In 1914, Thomas Caldwell, of the Oakland, California YMCA, was searching for a method to deal
with certain discipline problems at camp in a positive, rather than negative,
way. At the time, the method used by many YMCA camps was to present awards for
participation in athletics and other activities. Caldwell considered this, but
discarded the idea because a handicapped boy, who would be unable to win
such an award, was expected to attend camp. Caldwell's aspiration evolved into
the idea of rewarding positive character traits, such as good health habits,
promptness, cheerfulness, morals, trust and helpfulness. To symbolize these
positive qualities, Caldwell bought some very simple blue bandanas he called
“Rags.” Their simplicity signified that, in and of themselves, the rags had no
value--rather, they were just a symbol of positive qualities the person had
demonstrated. During an evening campfire program, Caldwell called several of
the boys forward. As he tied the Rag around each boy’s neck, he explained to
him, and the camp, the reason for receiving it. Thus a tradition was started.

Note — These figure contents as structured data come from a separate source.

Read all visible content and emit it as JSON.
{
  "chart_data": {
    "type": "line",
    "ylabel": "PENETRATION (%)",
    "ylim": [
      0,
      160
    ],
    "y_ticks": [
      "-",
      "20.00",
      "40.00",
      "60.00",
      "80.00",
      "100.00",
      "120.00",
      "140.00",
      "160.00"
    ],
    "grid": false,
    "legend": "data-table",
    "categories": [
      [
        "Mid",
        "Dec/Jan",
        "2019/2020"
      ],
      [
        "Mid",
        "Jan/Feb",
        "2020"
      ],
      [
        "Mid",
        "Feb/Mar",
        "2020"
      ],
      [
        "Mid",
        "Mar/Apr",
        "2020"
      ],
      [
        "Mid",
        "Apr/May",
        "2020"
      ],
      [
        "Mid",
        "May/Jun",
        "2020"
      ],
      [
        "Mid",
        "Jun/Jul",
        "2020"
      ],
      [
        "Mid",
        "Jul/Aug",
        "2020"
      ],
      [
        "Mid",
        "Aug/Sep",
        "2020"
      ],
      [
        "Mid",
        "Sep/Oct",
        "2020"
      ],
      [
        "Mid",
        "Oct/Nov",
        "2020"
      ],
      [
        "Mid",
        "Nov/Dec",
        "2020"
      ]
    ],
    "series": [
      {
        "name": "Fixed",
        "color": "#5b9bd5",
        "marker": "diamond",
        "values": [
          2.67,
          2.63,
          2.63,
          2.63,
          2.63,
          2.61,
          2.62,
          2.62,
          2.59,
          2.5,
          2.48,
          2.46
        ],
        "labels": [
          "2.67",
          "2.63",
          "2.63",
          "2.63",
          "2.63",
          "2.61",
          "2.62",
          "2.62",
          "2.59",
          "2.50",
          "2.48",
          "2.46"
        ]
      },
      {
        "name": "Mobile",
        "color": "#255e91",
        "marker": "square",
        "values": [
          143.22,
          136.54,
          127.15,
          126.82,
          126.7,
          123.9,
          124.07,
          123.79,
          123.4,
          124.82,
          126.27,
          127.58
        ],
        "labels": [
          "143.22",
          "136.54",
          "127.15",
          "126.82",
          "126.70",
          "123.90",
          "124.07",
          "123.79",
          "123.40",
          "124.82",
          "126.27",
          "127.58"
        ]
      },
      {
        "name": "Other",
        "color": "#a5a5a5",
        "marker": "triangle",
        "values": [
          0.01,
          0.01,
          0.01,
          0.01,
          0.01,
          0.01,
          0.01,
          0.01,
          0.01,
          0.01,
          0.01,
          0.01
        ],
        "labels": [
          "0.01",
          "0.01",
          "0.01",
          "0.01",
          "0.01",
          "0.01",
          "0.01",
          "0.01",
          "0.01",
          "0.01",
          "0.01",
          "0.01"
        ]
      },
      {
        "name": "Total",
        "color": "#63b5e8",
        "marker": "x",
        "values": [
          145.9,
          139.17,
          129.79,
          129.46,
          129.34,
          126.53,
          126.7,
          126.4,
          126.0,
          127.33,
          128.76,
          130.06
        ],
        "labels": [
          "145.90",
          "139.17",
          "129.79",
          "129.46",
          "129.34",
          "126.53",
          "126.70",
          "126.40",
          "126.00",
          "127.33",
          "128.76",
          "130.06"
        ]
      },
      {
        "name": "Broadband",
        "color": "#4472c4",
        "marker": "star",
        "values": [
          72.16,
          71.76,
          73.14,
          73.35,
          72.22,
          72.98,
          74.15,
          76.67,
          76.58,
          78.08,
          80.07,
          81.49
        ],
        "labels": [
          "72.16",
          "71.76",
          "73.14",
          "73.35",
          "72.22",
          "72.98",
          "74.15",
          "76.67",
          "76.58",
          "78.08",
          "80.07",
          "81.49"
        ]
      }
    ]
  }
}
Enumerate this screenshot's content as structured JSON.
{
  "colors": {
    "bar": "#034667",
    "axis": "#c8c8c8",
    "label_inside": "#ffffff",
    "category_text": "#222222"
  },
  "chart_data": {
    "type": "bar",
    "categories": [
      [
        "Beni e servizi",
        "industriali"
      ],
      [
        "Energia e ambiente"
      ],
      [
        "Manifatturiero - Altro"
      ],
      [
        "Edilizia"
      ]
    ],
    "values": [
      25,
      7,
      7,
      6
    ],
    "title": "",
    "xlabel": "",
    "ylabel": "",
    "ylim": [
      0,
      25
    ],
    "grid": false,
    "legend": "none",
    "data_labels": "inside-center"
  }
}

Evolution of the Ragger’s Program:
Conley Davies, and other early Raggers, proposed that the Rag should be a challenge
available to every camper who sincerely accepted it and shared with a
counselor its meaning in meeting his/her personal needs. So in turn, throughout its long
history, the Rag as a challenging symbol of the strength of Christian character,
leadership and service has been the key to the spirit of Christian fellowship
at YMCA Summer Camps around the world. The concept of “award” has changed over the years, to a
philosophy that Rags are challenges – not to be “given” but to be “accepted.”
Various challenges have been added, so there are now seven Rag steps. A
specific Rag color is used to identify each Rag step. These steps are designed
to provide new challenges as one grows and matures.
The Seven Rag Steps:
- Blue (12yo) - Loyalty to God, Country, one's best self and the Raggers' Creed.
- Silver (13yo)- Acceptance or re-dedication to the Christian way of life or spiritual growth.
- Brown (14yo)- Christian Service.
- Gold (15yo)- Understanding, concern and acceptance of others.
- Red (16yo)- Sacrifice of time, talent, and personal will.
- Purple (18yo)- A dedication towards excellence and noble living in all Christian Service Opportunities.
- White (21yo)- Life of Full-Time Christian Service.
Campers ages 9 to 11 may accept the challenges of the Leathers.
The three Leather steps:
- Triangle (9yo)- To Grow in body, mind and Spirit.
- Square (10yo)- To Grow, become a better friend and to keep good friends.
- Circle (11yo)- To become close to God through appreciation, love and concern for the earth that He has created.
The Ragger’s program can be as meaningful for adults as it is for youth,
and continues to be an effective tool for counseling and motivation toward
positive change. The program is open to all people of all religious faiths. Its
symbolism is God-centered, sacred and personal.
Ceremony "Hargis Style"
The Raggers program
as it is applied here at Hargis incorporates the rich traditions and ceremonies
of its history while fitting into our unique program. Campers and staff participate in the very same ceremonies that have
been handed down for decades. After talking with their Ragger’s mentor, campers
meet on the deck of the Dining Hall Friday after camp. A copy of their goals along
with a personal letter of encouragement from their mentor is placed in a envelope
to be sent back to them later in the year. (a duplicate copy of their goals
will be used in the ceremony itself.) After dinner, we are off to Raggers point,
a place made just for Raggers, so they can have an hour for a solemn and
serious, yet encouraging time together. Of course the goals of every Ragger
candidate are set by the individual along with help (if requested) of their mentor.
No one aside from the author and anyone he or she decides to share with will
ever know what has been written down. Participation in the program itself is
encouraged but is always left completely to the individual. Once a Ragger has received his/her Rag they are encouraged to wear it to Camp on Mondays and Fridays to encourage others to also challenge themselves and accept the Raggers challenge.